Umat Keuskupan Tanjung Selor Bersukacita Atas Tahbisan Diakonat Fr. Benidiktus Paulus

Fr. Benidiktus Paulus: Ibarat obat nyamuk bakar yang muter-muter, itulah gambaran perjalanan saya.

Katolikana.com—Umat Katolik Keuskupan Tanjung Selor bersukacita atas tahbisan diakonat Fr. Benidiktus Paulus, di Stasi Santa Maria Ratu Rosari, Pulau Bunyu, Paroki Santo Yosep Pekerja, Juata, Kalimantan Utara, Kamis (1/6/2023).

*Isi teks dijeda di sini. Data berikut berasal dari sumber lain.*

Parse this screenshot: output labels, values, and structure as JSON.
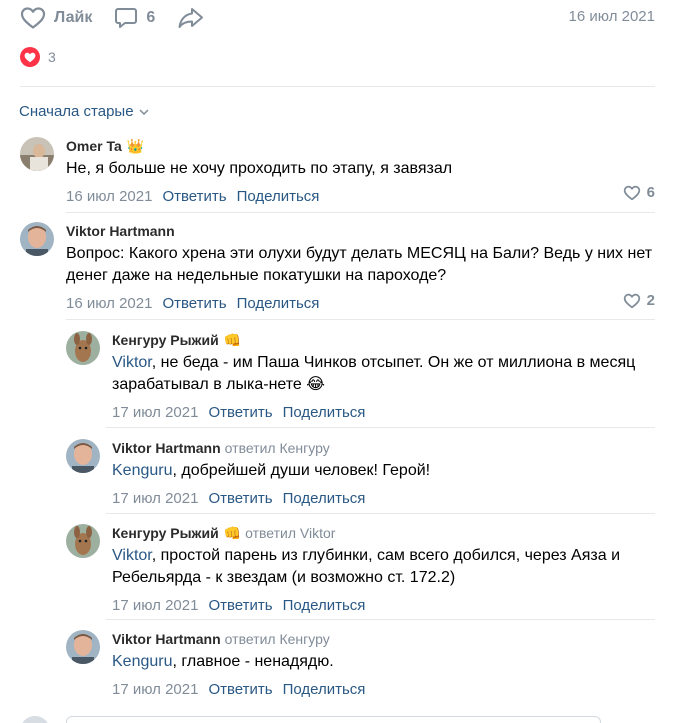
{
  "post": {
    "like_label": "Лайк",
    "comments_count": "6",
    "date": "16 июл 2021",
    "reactions_count": "3"
  },
  "sort_label": "Сначала старые",
  "comments": [
    {
      "author": "Omer Ta",
      "badge": "👑",
      "text": "Не, я больше не хочу проходить по этапу, я завязал",
      "date": "16 июл 2021",
      "reply": "Ответить",
      "share": "Поделиться",
      "likes": "6"
    },
    {
      "author": "Viktor Hartmann",
      "text": "Вопрос: Какого хрена эти олухи будут делать МЕСЯЦ на Бали? Ведь у них нет денег даже на недельные покатушки на пароходе?",
      "date": "16 июл 2021",
      "reply": "Ответить",
      "share": "Поделиться",
      "likes": "2"
    }
  ],
  "replies": [
    {
      "author": "Кенгуру Рыжий",
      "badge": "👊",
      "mention": "Viktor",
      "text": ", не беда - им Паша Чинков отсыпет. Он же от миллиона в месяц зарабатывал в лыка-нете 😂",
      "date": "17 июл 2021",
      "reply": "Ответить",
      "share": "Поделиться"
    },
    {
      "author": "Viktor Hartmann",
      "reply_note": "ответил Кенгуру",
      "mention": "Kenguru",
      "text": ", добрейшей души человек! Герой!",
      "date": "17 июл 2021",
      "reply": "Ответить",
      "share": "Поделиться"
    },
    {
      "author": "Кенгуру Рыжий",
      "badge": "👊",
      "reply_note": "ответил Viktor",
      "mention": "Viktor",
      "text": ", простой парень из глубинки, сам всего добился, через Аяза и Ребельярда - к звездам (и возможно ст. 172.2)",
      "date": "17 июл 2021",
      "reply": "Ответить",
      "share": "Поделиться"
    },
    {
      "author": "Viktor Hartmann",
      "reply_note": "ответил Кенгуру",
      "mention": "Kenguru",
      "text": ", главное - ненадядю.",
      "date": "17 июл 2021",
      "reply": "Ответить",
      "share": "Поделиться"
    }
  ],
  "colors": {
    "link": "#2a5885",
    "muted": "#818c99",
    "heart": "#ff3347",
    "divider": "#e7e8ec"
  }
}
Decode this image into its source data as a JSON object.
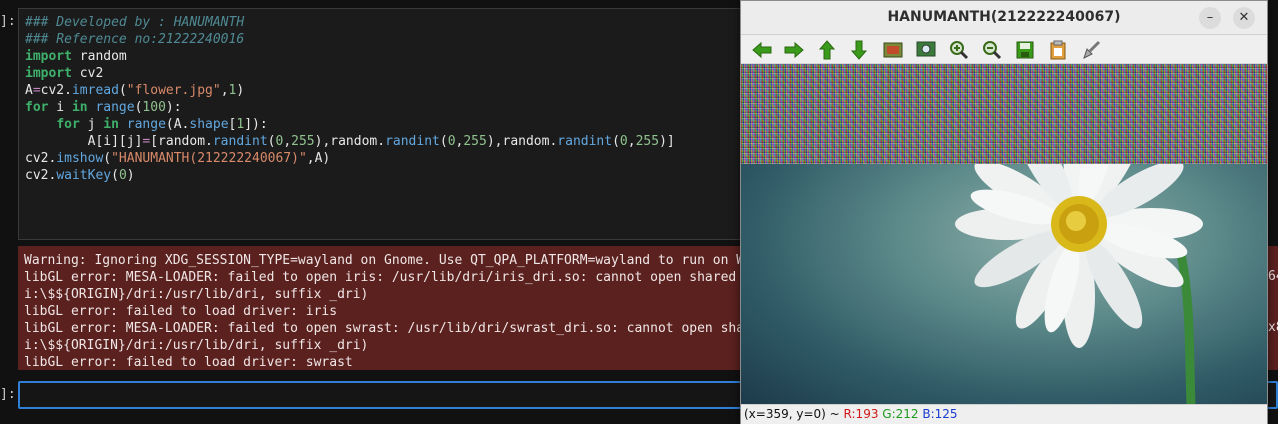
{
  "prompts": {
    "in_cell": "]:",
    "next_cell": "]:"
  },
  "code": {
    "lines": [
      [
        {
          "t": "### Developed by : HANUMANTH",
          "c": "cm"
        }
      ],
      [
        {
          "t": "### Reference no:21222240016",
          "c": "cm"
        }
      ],
      [
        {
          "t": "import",
          "c": "kw"
        },
        {
          "t": " random",
          "c": ""
        }
      ],
      [
        {
          "t": "import",
          "c": "kw"
        },
        {
          "t": " cv2",
          "c": ""
        }
      ],
      [
        {
          "t": "A",
          "c": ""
        },
        {
          "t": "=",
          "c": "op"
        },
        {
          "t": "cv2.",
          "c": ""
        },
        {
          "t": "imread",
          "c": "fn"
        },
        {
          "t": "(",
          "c": ""
        },
        {
          "t": "\"flower.jpg\"",
          "c": "st"
        },
        {
          "t": ",",
          "c": ""
        },
        {
          "t": "1",
          "c": "nm"
        },
        {
          "t": ")",
          "c": ""
        }
      ],
      [
        {
          "t": "for",
          "c": "kw"
        },
        {
          "t": " i ",
          "c": ""
        },
        {
          "t": "in",
          "c": "kw"
        },
        {
          "t": " ",
          "c": ""
        },
        {
          "t": "range",
          "c": "fn"
        },
        {
          "t": "(",
          "c": ""
        },
        {
          "t": "100",
          "c": "nm"
        },
        {
          "t": "):",
          "c": ""
        }
      ],
      [
        {
          "t": "    ",
          "c": ""
        },
        {
          "t": "for",
          "c": "kw"
        },
        {
          "t": " j ",
          "c": ""
        },
        {
          "t": "in",
          "c": "kw"
        },
        {
          "t": " ",
          "c": ""
        },
        {
          "t": "range",
          "c": "fn"
        },
        {
          "t": "(A.",
          "c": ""
        },
        {
          "t": "shape",
          "c": "fn"
        },
        {
          "t": "[",
          "c": ""
        },
        {
          "t": "1",
          "c": "nm"
        },
        {
          "t": "]):",
          "c": ""
        }
      ],
      [
        {
          "t": "        A[i][j]",
          "c": ""
        },
        {
          "t": "=",
          "c": "op"
        },
        {
          "t": "[random.",
          "c": ""
        },
        {
          "t": "randint",
          "c": "fn"
        },
        {
          "t": "(",
          "c": ""
        },
        {
          "t": "0",
          "c": "nm"
        },
        {
          "t": ",",
          "c": ""
        },
        {
          "t": "255",
          "c": "nm"
        },
        {
          "t": "),random.",
          "c": ""
        },
        {
          "t": "randint",
          "c": "fn"
        },
        {
          "t": "(",
          "c": ""
        },
        {
          "t": "0",
          "c": "nm"
        },
        {
          "t": ",",
          "c": ""
        },
        {
          "t": "255",
          "c": "nm"
        },
        {
          "t": "),random.",
          "c": ""
        },
        {
          "t": "randint",
          "c": "fn"
        },
        {
          "t": "(",
          "c": ""
        },
        {
          "t": "0",
          "c": "nm"
        },
        {
          "t": ",",
          "c": ""
        },
        {
          "t": "255",
          "c": "nm"
        },
        {
          "t": ")]",
          "c": ""
        }
      ],
      [
        {
          "t": "cv2.",
          "c": ""
        },
        {
          "t": "imshow",
          "c": "fn"
        },
        {
          "t": "(",
          "c": ""
        },
        {
          "t": "\"HANUMANTH(212222240067)\"",
          "c": "st"
        },
        {
          "t": ",A)",
          "c": ""
        }
      ],
      [
        {
          "t": "cv2.",
          "c": ""
        },
        {
          "t": "waitKey",
          "c": "fn"
        },
        {
          "t": "(",
          "c": ""
        },
        {
          "t": "0",
          "c": "nm"
        },
        {
          "t": ")",
          "c": ""
        }
      ]
    ]
  },
  "output": {
    "lines": [
      "Warning: Ignoring XDG_SESSION_TYPE=wayland on Gnome. Use QT_QPA_PLATFORM=wayland to run on W",
      "libGL error: MESA-LOADER: failed to open iris: /usr/lib/dri/iris_dri.so: cannot open shared",
      "i:\\$${ORIGIN}/dri:/usr/lib/dri, suffix _dri)",
      "libGL error: failed to load driver: iris",
      "libGL error: MESA-LOADER: failed to open swrast: /usr/lib/dri/swrast_dri.so: cannot open sha",
      "i:\\$${ORIGIN}/dri:/usr/lib/dri, suffix _dri)",
      "libGL error: failed to load driver: swrast"
    ],
    "right_fragments": [
      "64",
      "x86"
    ]
  },
  "cv_window": {
    "title": "HANUMANTH(212222240067)",
    "minimize_glyph": "–",
    "close_glyph": "✕",
    "toolbar_icons": [
      "arrow-left-icon",
      "arrow-right-icon",
      "arrow-up-icon",
      "arrow-down-icon",
      "image-icon",
      "zoom-fit-icon",
      "zoom-in-icon",
      "zoom-out-icon",
      "save-icon",
      "properties-icon",
      "brush-icon"
    ],
    "status": {
      "coords": "(x=359, y=0) ~",
      "r": "R:193",
      "g": "G:212",
      "b": "B:125"
    },
    "colors": {
      "icon_green": "#3a9a1a",
      "icon_dark": "#555555"
    }
  }
}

Tahbisan ini diberikan secara langsung oleh Uskup Keuskupan Tanjung Selor (KTS) Mgr. Dr. Paulinus Yan Olla, MSF.

Misa Tahbisan Diakon dimulai pukul 16:30 WITA. Prosesi Liturgi Tahbisan berlangsung seperti pada umumnya, dengan urutan:

  1. Pemanggilan Calon Diakon
  2. Penyerahan Calon Diakon
  3. Penerimaan Calon Diakon
  4. Homili Bapa Uskup
  5. Pengucapan Janji Calon Diakon
  6. Pengucapan Janji Setia
  7. Litani
  8. Penumpangan Tangan oleh Bapa Uskup
  9. Doa Tahbisan
  10. Pengenaan Stola dan Dalmatik
  11. Penyerahan Evangeliarium

Dalam homili, Bapa Uskup berpesan bahwa upacara ini bukanlah ajang kebanggaan atas sebuah pencapaian pribadi seorang calaon imam.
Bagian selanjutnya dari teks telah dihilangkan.